The values B(h, t) differ among hospitals and over the years because of arrangements made between health insurers and hospitals and the resulting health services actually provided. For instance, hospitals focusing on standardized health services in the B-segment typically have a larger B(h, t) whereas teaching hospitals typically have a lower B(h, t). Over the years, these cross-sectional differences among the hospitals may change. At the same time, substantial increments in the B(h, t) have occurred over the years because of the gradual implementation of the nationwide reform. To distinguish this longitudinal effect from the cross-sectional effect, we define

$$B\left(t\right)= \frac{{\sum }_{h=1}^{H}b(h,t)}{{\sum }_{h=1}^{H}r(h,t)} \quad \mathrm{for} \quad t = 2008,\ldots ,2015,$$

which is the yearly nationwide fraction of hospital revenue earned from freely negotiated hospital services. Hence, B(t) is a yearly fraction for all hospitals together. For the hospitals included in our dataset, the fraction of freely negotiated hospital services has incrementally increased from B(2008) = 0.24 to B(2012) = 0.93. We use independent variable B(t) to analyse the longitudinal effect.

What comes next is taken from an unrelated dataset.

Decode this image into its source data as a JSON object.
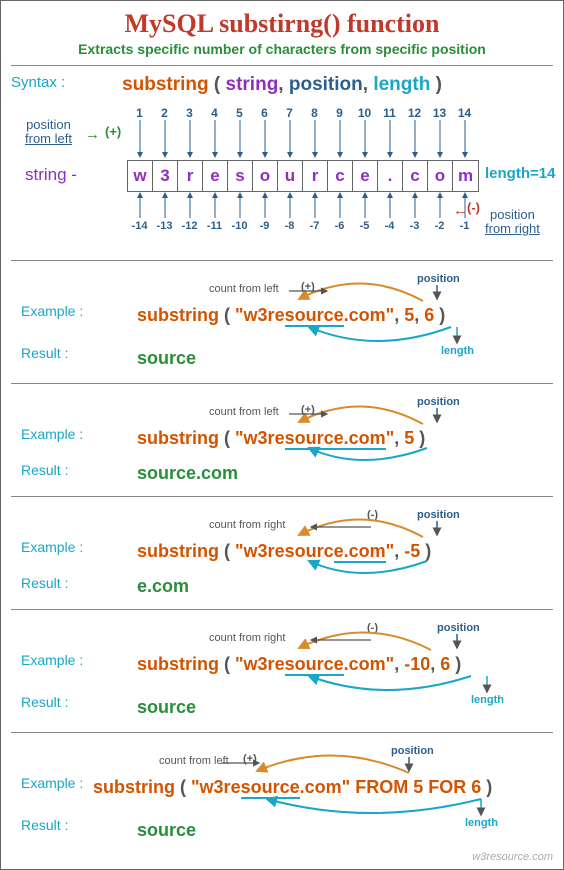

To be able to distinguish the hospital-specific, cross sectional, variations in B(h, t) from the nationwide increments B(t), we define

$$\Delta B\left(h,t\right)=B\left(h,t\right)-B\left(t\right) \quad \mathrm{for } \quad h=1,\dots ,H \; \mathrm{ and } \; t = 2008,\ldots ,2015.$$

The ΔB(h, t) variables capture for each hospital h and in year t the fraction of freely negotiated health services, relative to the national weighted average in year t. One might hypothesize that more efficient hospitals offer lower prices and grow their market share for services with freely negotiable prices, resulting in a positive ΔB(h, t), counterbalanced by negative ΔB(h, t) for less efficient hospitals. Alternatively, one might view that hospitals with larger ΔB(h, t) are more exposed to market forces and therefore need to be more efficient to be sustainable. We will address possible dependency of the ΔB(h, t) on the DEA(h, t) by inspecting the results of a linear regression model in which the Malmquist Index scores MI(h, t) replace the DEA(h, t) as a dependent variable.

Teaching and research activities obviously impact the financials and the efficiency of hospitals, and hospitals that teach and conduct research also typically serve a patient population with a higher case load. The eight tertiary, academic hospitals have a distinct position in the Netherlands and have essentially different cost and revenue bases. Hence, we have excluded those from the study. The Dutch health system does not explicitly distinguish teaching hospitals, nor does it provide other uniformly reported measures capturing case mix. However, general hospitals which provide more advanced services have united themselves in an association called STZ. STZ-affiliated hospitals tend to provide less services in the freely negotiated B segment. We explicitly model STZ affiliation by binary variable STZ(h), h = 1,…, H which is 1 for STZ members and 0 for others. This variable controls for teaching status and case mix.

For the second component, we consider the operationalization of the market power of hospitals on the market of patients selecting hospitals services. Varkevisser et al. [80] find that Dutch patients allow a maximum travel distance of 30 min and that within this limit, hospitals are considered less attractive as the travel time increases. Roos et al. (2020) present a model to capture the market share of Dutch hospital in the market of patients on the basis of the 30 min maximum, without accounting for proximity within this limit of 30 min. Moreover, their model uses distances between hospitals instead of travel times of patients and relies on the number of beds as a proxy for hospital size (which is not accurate as discussed above). We now present an alternative measure below that remedies these three shortcomings.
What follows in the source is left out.